Soap Sally

My wife and I operate a photography business where we do a lot of work restoring, copying, duplicating, and repairing old photographs, which is usually brought to us by a member of the family. The important part of the photograph most every time is an image of a family predecessor. Parts of the image could be missing, damaged to a slight or greater degree and the customer wants a much better picture, usually to be hand painted when completed.

On a fine summer day, a man comes into the studio and shows me a picture of his father, sitting in a chair on a front porch, surrounded by all his seven children.

The man spent the next hour and a half telling me of his father, the town and how he grew up with his brothers and sisters in a small, rural, Georgia town with a population about one hundred people.

The photograph was of a smiling man, sitting on a front porch in a straight back chair, wearing bib overalls, and surround by all of his seven children. Each child . . . had a very big smile, some standing, some sitting on the porch but each one, in some manner was touching their father. The tallest ones in back had an arm around his neck, two shorter ones were beside the chair, their arms entwined around his and leaning on him; one that was sitting had their upper arm in his lap, a young girl had her arms around his leg with her head resting on a knee. Another child on the other side likewise was doing the same thing. Two sitting in front were leaning back against his legs.

The man explained that their mother had died and his father had taken care of all the brothers and sisters by himself. “We all had a good time growing up in that town, didn’t know we were very poor but we knew we were very lucky because our Daddy had a job and went to work every day, except Sunday when we all went to church.”

They were poor! None of the clothing they wearing in the picture appeared to be new or seemed to fit. Sleeves were too short or too long and rolled up. Overall legs of those standing seem to be turned up to different lengths and showed previous fold over marks where that had been worn by previous owners through the years.

They all looked clean. The father’s white shirt was ironed but not starched and give you the idea that it was old and had been washed many times. His overalls were thread bear in places, holes at the knees because of use and not because of fashion.

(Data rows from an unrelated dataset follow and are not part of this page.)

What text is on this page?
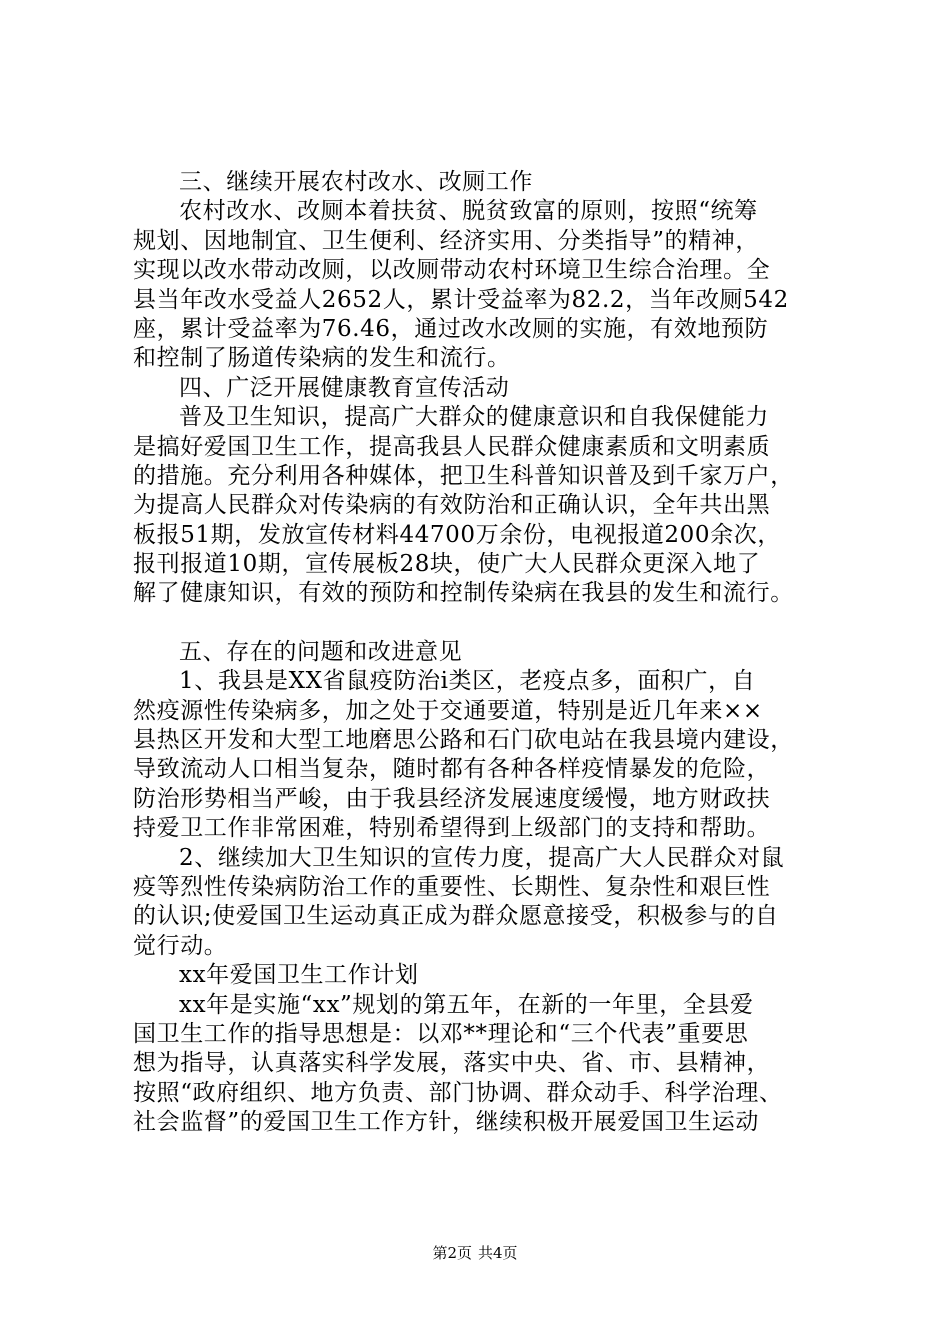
三、继续开展农村改水、改厕工作
农村改水、改厕本着扶贫、脱贫致富的原则，按照“统筹
规划、因地制宜、卫生便利、经济实用、分类指导”的精神，
实现以改水带动改厕，以改厕带动农村环境卫生综合治理。全
县当年改水受益人2652人，累计受益率为82.2，当年改厕542
座，累计受益率为76.46，通过改水改厕的实施，有效地预防
和控制了肠道传染病的发生和流行。
四、广泛开展健康教育宣传活动
普及卫生知识，提高广大群众的健康意识和自我保健能力
是搞好爱国卫生工作，提高我县人民群众健康素质和文明素质
的措施。充分利用各种媒体，把卫生科普知识普及到千家万户，
为提高人民群众对传染病的有效防治和正确认识，全年共出黑
板报51期，发放宣传材料44700万余份，电视报道200余次，
报刊报道10期，宣传展板28块，使广大人民群众更深入地了
解了健康知识，有效的预防和控制传染病在我县的发生和流行。
五、存在的问题和改进意见
1、我县是XX省鼠疫防治ⅰ类区，老疫点多，面积广，自
然疫源性传染病多，加之处于交通要道，特别是近几年来××
县热区开发和大型工地磨思公路和石门砍电站在我县境内建设，
导致流动人口相当复杂，随时都有各种各样疫情暴发的危险，
防治形势相当严峻，由于我县经济发展速度缓慢，地方财政扶
持爱卫工作非常困难，特别希望得到上级部门的支持和帮助。
2、继续加大卫生知识的宣传力度，提高广大人民群众对鼠
疫等烈性传染病防治工作的重要性、长期性、复杂性和艰巨性
的认识;使爱国卫生运动真正成为群众愿意接受，积极参与的自
觉行动。
xx年爱国卫生工作计划
xx年是实施“xx”规划的第五年，在新的一年里，全县爱
国卫生工作的指导思想是：以邓**理论和“三个代表”重要思
想为指导，认真落实科学发展，落实中央、省、市、县精神，
按照“政府组织、地方负责、部门协调、群众动手、科学治理、
社会监督”的爱国卫生工作方针，继续积极开展爱国卫生运动
第2页 共4页
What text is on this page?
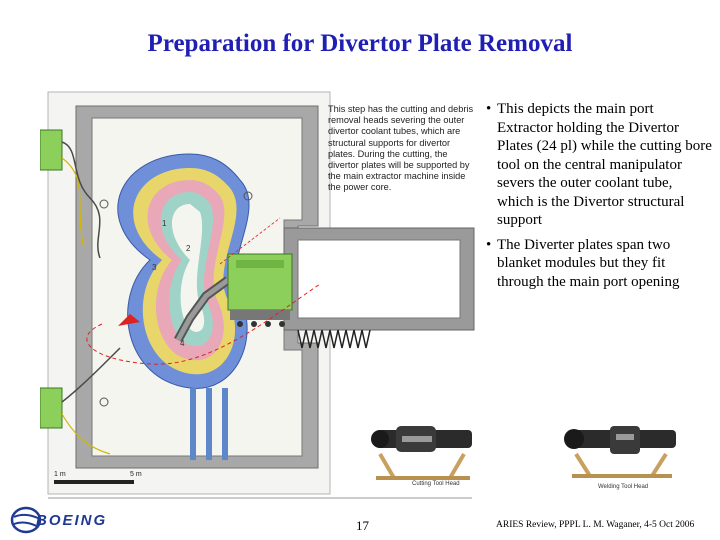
Preparation for Divertor Plate Removal
1
2
3
4
1 m	5 m

This step has the cutting and debris removal heads severing the outer divertor coolant tubes, which are structural supports for divertor plates. During the cutting, the divertor plates will be supported by the main extractor machine inside the power core.

• This depicts the main port Extractor holding the Divertor Plates (24 pl) while the cutting bore tool on the central manipulator severs the outer coolant tube, which is the Divertor structural support
• The Diverter plates span two blanket modules but they fit through the main port opening
Cutting Tool Head	Welding Tool Head
BOEING	17	ARIES Review, PPPL L. M. Waganer, 4-5 Oct 2006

“We were soooo good. Everyone in town knew us and watched us. Our daddy would come home and tell us what we had done or been into that day.” The eyes in the back of his head were excellent and saw everything, even though he had to have a strong light to read. It was not until I was older that we realized the people in the whole town were in on everything.

“There was one place where we were not go and definitely not too do if we got there. That was the swimming’ hole down by the crick not too far from our house. It also was not too far from Soap Sally’s place where she did the wash for the whole town.

“If we went to the swimming’ hole and our sisters went with us so very few times did we skinny dip. The creek water with that red Georgia clay left our clothes tinted red. We never could figure out how our dad knew we went swimming’.

“Soap Sally did our wash for us and the whole town, for those who could afford to do so. I realize now that we could not really afford it, but Daddy worked long and hard and he did not really have time to do it ourselves.

“Soap Sally’s place was on the top of a hill near the swimin’ hole. She had at least three big black kittles in her front yard where she did the town wash. There were many long clotheslines with crossed supports everywhere to hold the lines and wash up. It seems she washed day and night for when it was dark, you could see the fire and embers burning under the big kettles. It was a pretty sight on a windy day to see everything of all colors whipping in the breeze.

“When she delivered our wash to the house, when we kids were there, we would hide behind the posts on the front porch, peek through the curtains in the house or through the doorway. We even hid behind our dad and peek around him when she was there.

“One of the known facts in town was that all boys and girls had to be good because, if any boy or girl who was not good were sold to Soap Sally. If they were very bad, they wouldn’t be sold, they were given to her. When she got them, she would take them home, put them in one of her hottest and biggest kittles, and make soap from them.

“None of the kids in our town really every got into any trouble. Most all of them grew up, worked very hard, and did well. A few really accomplished a lot with very little to begin with. One of my brothers and one of my sisters even went to college. My brother became a lawyer, but we still loved him, and my sister was a nurse. My eldest brother became a car salesman, we still loved him too, and he had a car repair business as well.

“It was a good time for all of us. It was a good town as well. When we get together, we would talk and reminisce.”